Leadership coaching is a thoughtful partnership that challenges and supports leaders to maximize their true potential in guiding people and the organization that they serve.
In the past, coaching was a process used to “fix” an individual leader’s behavioral or performance problem. Due to its positive impact, coaching has become a standard tool to help develop the full potential of leaders in organizations. In a recent Right Management survey of North American Human Resource professionals, 81% indicated that coaching has a positive impact on leadership effectiveness.
Through coaching, our clients learn to master the skills of thinking strategically and behaving purposefully as they lead people. In the past 15 years, I’ve had the pleasure of working with thousands of leaders in corporate leadership programs. Many participants complained that leading people was the most difficult and unpredictable part of their jobs. Specific challenges they mentioned include:
- “There’s too much drama.”
- “It takes too much time.”
- “My employees need too much hand-holding.”
- “They need to just do their jobs.”
- “I don’t know how to deal with all the personalities on my team.”
- “I don’t know how to coach my employees who are not performing.”
Through effective coaching, leaders can begin to:
- Engage employees, drive performance and achieve organizational results
- Become aware of their leadership style and behaviors
- Increase their positive impact on the organization Create a culture of collegiality and collaboration
Our clients are:
- Successful business leaders who could be even more successful by creating and sustaining strong relationships with their employees, peers and other stakeholders.
- Leaders who are viewed as technical experts and who would benefit from learning how to help people perform at their best.
- Emerging leaders who have been very successful as individual contributors who can gain skills and confidence in leading people.
- Coaching relationships typically begin with an exploratory phone conversation, which is confidential and without obligation.
- Coaching sessions involve a series of face-to-face or telephone discussions on a schedule to be mutually determined by the leader and coach.
- Coaching services can be initiated by an individual leader or by the leader’s organization. If the leader’s organization initiates the coaching process, the organizational representative (i.e., the leader’s manager or a representative from Human Resources) will be asked to join the initial coaching session.
- Specific coaching conversations are confidential and will not be shared without the individual leader’s consent. If the leader’s organization requests updates, only general information about the leader’s progress will be shared.

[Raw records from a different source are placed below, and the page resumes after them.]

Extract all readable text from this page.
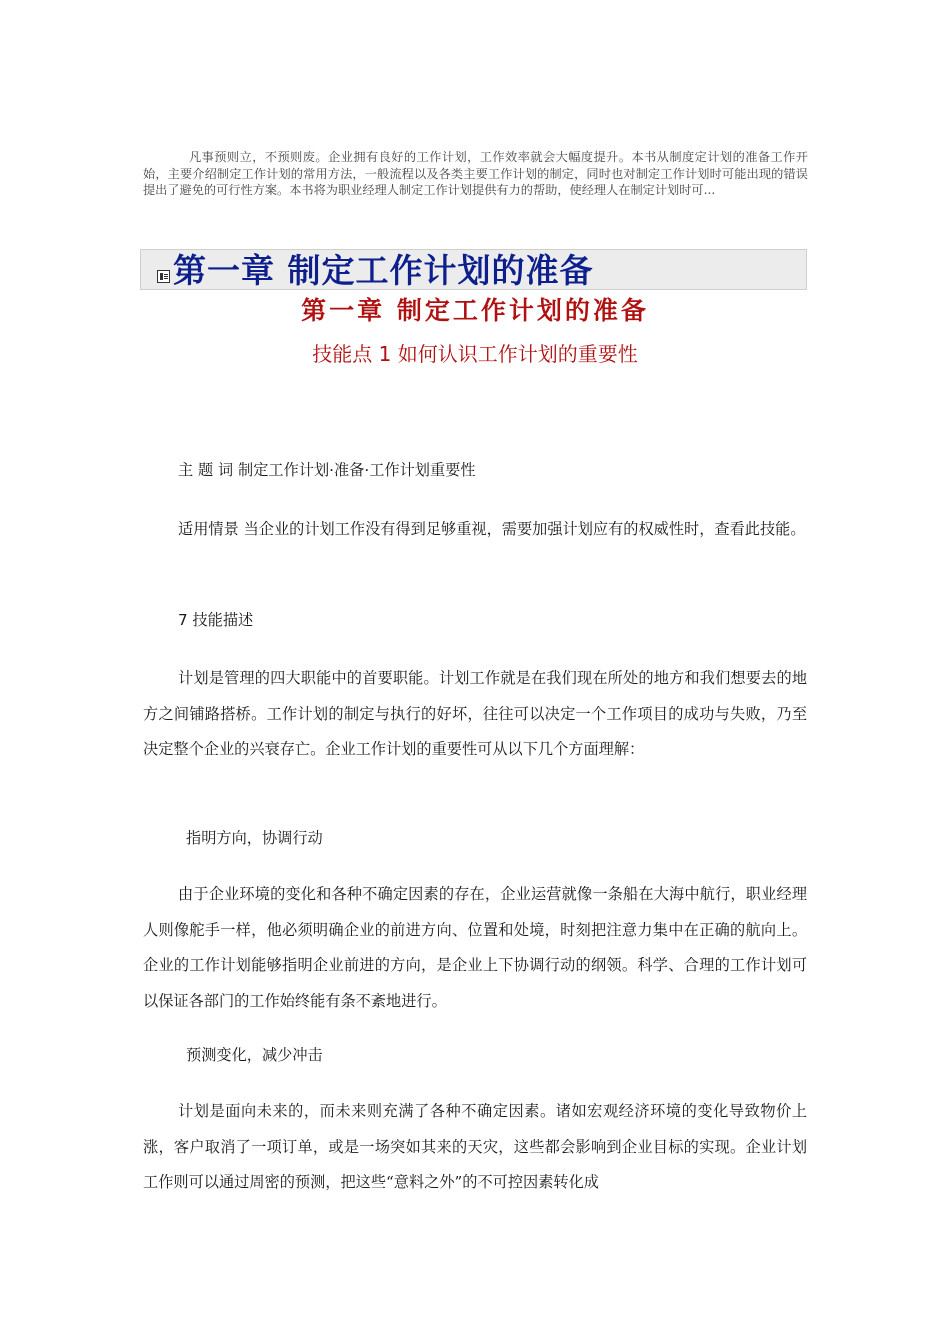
凡事预则立，不预则废。企业拥有良好的工作计划，工作效率就会大幅度提升。本书从制度定计划的准备工作开始，主要介绍制定工作计划的常用方法，一般流程以及各类主要工作计划的制定，同时也对制定工作计划时可能出现的错误提出了避免的可行性方案。本书将为职业经理人制定工作计划提供有力的帮助，使经理人在制定计划时可...

第一章 制定工作计划的准备
第一章 制定工作计划的准备
技能点 1 如何认识工作计划的重要性
主 题 词 制定工作计划·准备·工作计划重要性

适用情景 当企业的计划工作没有得到足够重视，需要加强计划应有的权威性时，查看此技能。

7 技能描述

计划是管理的四大职能中的首要职能。计划工作就是在我们现在所处的地方和我们想要去的地方之间铺路搭桥。工作计划的制定与执行的好坏，往往可以决定一个工作项目的成功与失败，乃至决定整个企业的兴衰存亡。企业工作计划的重要性可从以下几个方面理解：

指明方向，协调行动

由于企业环境的变化和各种不确定因素的存在，企业运营就像一条船在大海中航行，职业经理人则像舵手一样，他必须明确企业的前进方向、位置和处境，时刻把注意力集中在正确的航向上。企业的工作计划能够指明企业前进的方向，是企业上下协调行动的纲领。科学、合理的工作计划可以保证各部门的工作始终能有条不紊地进行。

预测变化，减少冲击

计划是面向未来的，而未来则充满了各种不确定因素。诸如宏观经济环境的变化导致物价上涨，客户取消了一项订单，或是一场突如其来的天灾，这些都会影响到企业目标的实现。企业计划工作则可以通过周密的预测，把这些“意料之外”的不可控因素转化成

- The coaching process is customized to address each individual leader’s specific goals and leadership challenges. Specific objectives will be agreed upon by coach, participant, and (if applicable) manager during the first month. Some example areas of focus (customized to the needs of each leader):
- Employee engagement
- Interpersonal communication
- Delegating more effectively
- Building a great team
- Difficult conversations
- Gaining commitment
- The initial coaching session will focus on establishing rapport and clarifying coaching outcomes. At this session we’ll begin creating a Developmental Action Plan for the leader that will include the leader’s goals, desired outcomes, and steps to reach those outcomes.
- Subsequent coaching sessions will focus on helping the leader identify weak or missing leadership skills necessary for success, identify self-limiting beliefs and behaviors that are limiting leadership results. Coaching sessions will also focus on current top priority challenges and opportunities to ensure real-time positive impact.
- We utilize several leadership assessments to increase our clients’ awareness of their leadership strengths and opportunities for development. Some of these assessments are completed only by the client and other assessments require completion by the client and the client’s stakeholders. We will discuss whether using an assessment would help the client meet his or her goals.